太后震惊,定定看着画像中的大士,不自觉抚上脸庞。
苏瓷盈盈下跪。
“嫔妾初见太后娘娘,便觉得您面容慈悲祥和,出尘脱俗,才斗胆以太后娘娘的面容入画,嫔妾画技粗陋,望太后娘娘恕罪。”
“快起来。”
太后久久才缓过神来,神色动容握着她的的手:“你这孩子,竟有这般心思。”
“这画,画得极好,观音大士有这般慈悲之相,是我佛之幸。”
皇后见状,强挤出一丝笑容:“苏昭容心思细腻,这画确实栩栩如生,太后娘娘定是欢喜的。”
其他妃嫔也纷纷附和,夸赞之声不绝于耳。
苏瓷瞥了眼笑容僵硬的刘修媛,心中暗哂。
秦嬷嬷早她说过太后信佛,这画像是她刚进宫那天晚上画的,原本只是提前备着的一个礼物,但没想到这么快能派上用场。
回到玉芙宫,谷雨才舒了口气。
“幸好主子提前准备了这幅画,不然真被那刘修媛给扣上一个不敬太后的罪名了。”
“倒没这么严重。”
苏瓷倚着软枕掩嘴打了个呵欠:“太后如今需要我,就算我今日不送这副观音像,她也不会让我受委屈。”

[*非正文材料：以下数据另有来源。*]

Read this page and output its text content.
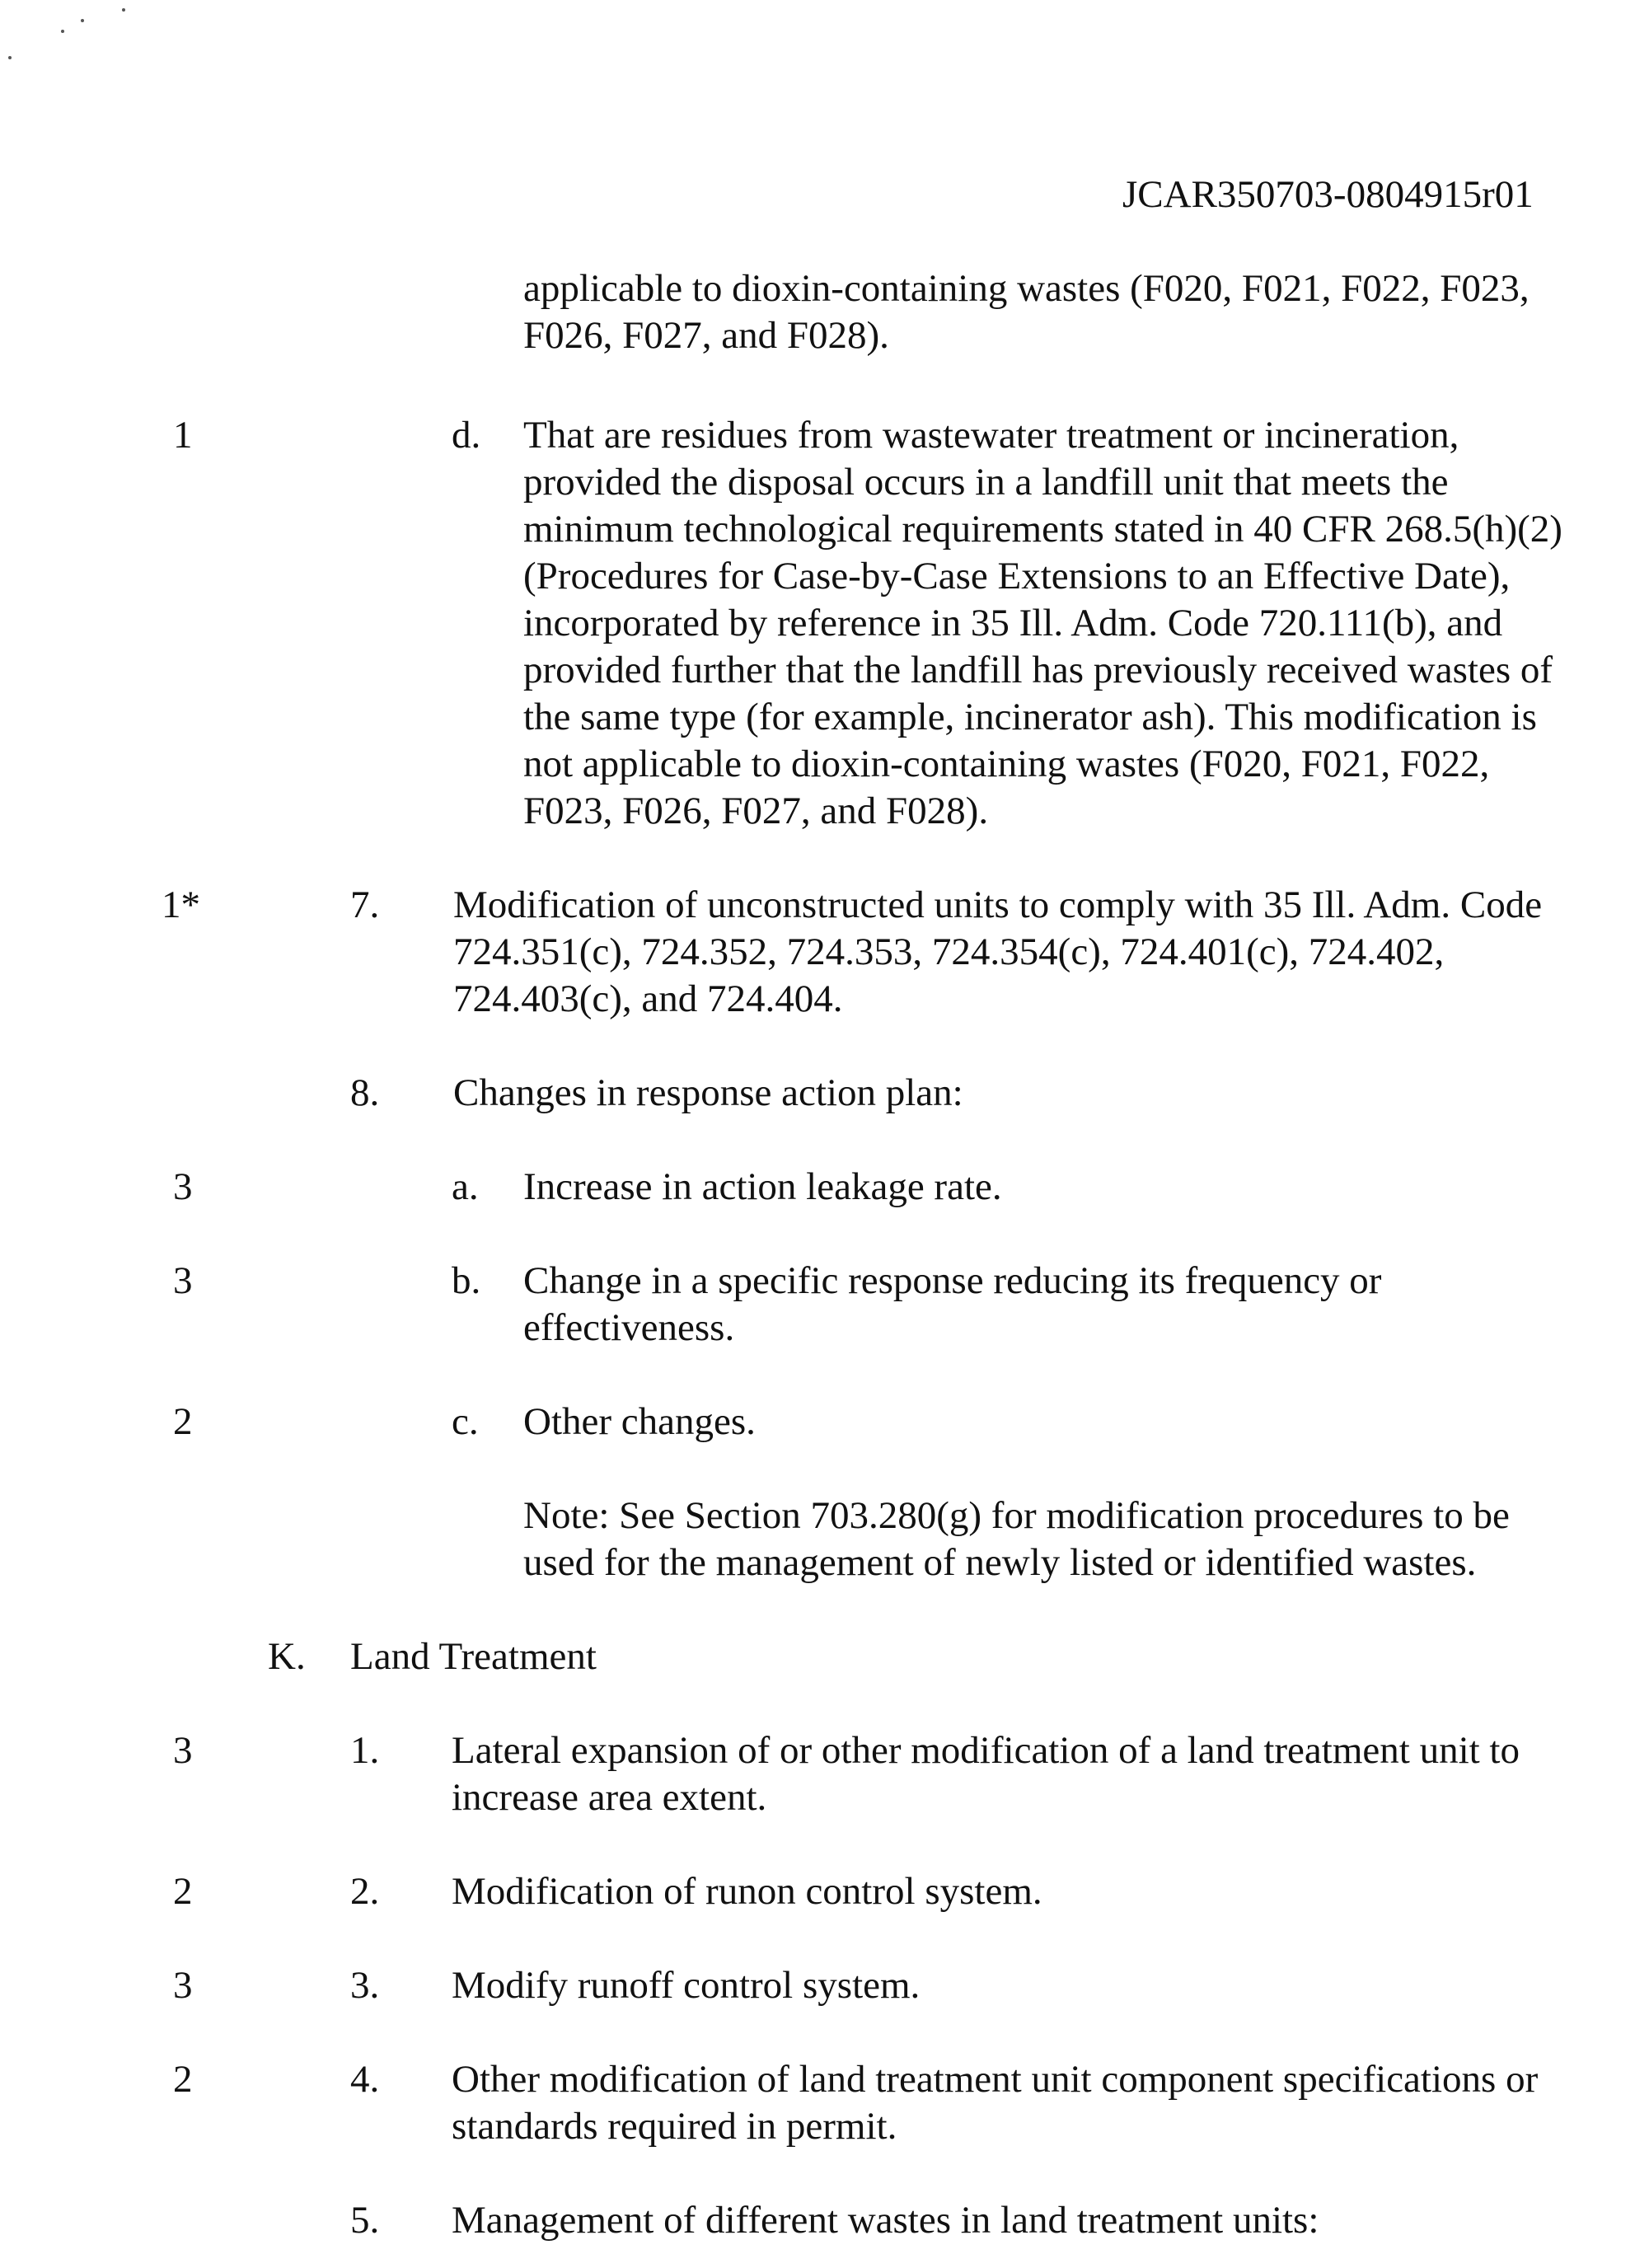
JCAR350703-0804915r01
applicable to dioxin-containing wastes (F020, F021, F022, F023,
F026, F027, and F028).
1	d. That are residues from wastewater treatment or incineration,
provided the disposal occurs in a landfill unit that meets the
minimum technological requirements stated in 40 CFR 268.5(h)(2)
(Procedures for Case-by-Case Extensions to an Effective Date),
incorporated by reference in 35 Ill. Adm. Code 720.111(b), and
provided further that the landfill has previously received wastes of
the same type (for example, incinerator ash). This modification is
not applicable to dioxin-containing wastes (F020, F021, F022,
F023, F026, F027, and F028).
1*	7. Modification of unconstructed units to comply with 35 Ill. Adm. Code
724.351(c), 724.352, 724.353, 724.354(c), 724.401(c), 724.402,
724.403(c), and 724.404.
8. Changes in response action plan:
3	a. Increase in action leakage rate.
3	b. Change in a specific response reducing its frequency or
effectiveness.
2	c. Other changes.
Note: See Section 703.280(g) for modification procedures to be
used for the management of newly listed or identified wastes.
K. Land Treatment
3	1. Lateral expansion of or other modification of a land treatment unit to
increase area extent.
2	2. Modification of runon control system.
3	3. Modify runoff control system.
2	4. Other modification of land treatment unit component specifications or
standards required in permit.
5. Management of different wastes in land treatment units:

谷雨微愣眨眼:“那主子又为何送了呢?这幅画像您可是花了两个时辰才画好的。”
“自然是为了抢人呀。”
苏瓷水眸潋滟微转,红唇娇媚弯弯:“从我进宫到侍寝,不过短短几日,皇后的人已经给了我好几个下马威,我再不反击,那往后别人都当我软柿子一个了。”
“抢人?”
谷雨反应过来,错愕掩嘴:“主子,您说的是陛下?”
“不然呢。”
“可,可今日十五,奴婢听秦嬷嬷说过,陛下极重老祖宗传下来的规矩,每逢初一十五必到皇后宫里留宿,登基之后从无错漏一日,咱们怎么,怎么抢啊,直接去找陛下还是…”
苏瓷撑着额头微眯了眼睛,红唇微扬。
“所以我选择今天送画像呀,放心,不用我们去找,陛下自个会过来的,我先眯一会儿,你和烟雨去把暖阁布置一下吧,就按我之前教你们的那般布置,还有我准备的那套衣裳也找出来熨一下。”
谷雨眼睛一亮,笑盈盈屈膝。
“是。”
苏瓷惬意在柔软的褥子上伸展四肢,美美补觉。
午后过半,玄奕刚从御书房出来,便听秦嬷嬷说了苏瓷献观音画像之事,没多犹豫便转身直奔宝荣宫。
太后正心花怒放和薛嬷嬷商量着如何把画像裱框保养。
“皇帝来了?正巧,快来看看苏昭容赠与哀家的观音大士图,哀家是越瞧越喜欢啊。”
半人高的纯白锦布被挂在一面玉雕屏风上,画中的大士仿佛有了灵魂,震人心弦。
“…这是母后,她竟以母后的面容入画。”
玄奕黑眸专注定定看了半晌,语气多了几分感慨:“色彩素淡而庄重,线条刚劲而沉稳,仿若仙境之凝缩,超逸尘世,着实令人观之肃然起敬,心宁神安。”
“皇帝此话不假。”
太后神色欣然点头:“哀家从未目睹过如此逼真之画像,观其发丝玉冠,眉眼神态,乃至指尖柳枝,皆栩栩如生,哀家凝视良久,竟觉画中仙者似欲动起来一般,实乃神乎其技。”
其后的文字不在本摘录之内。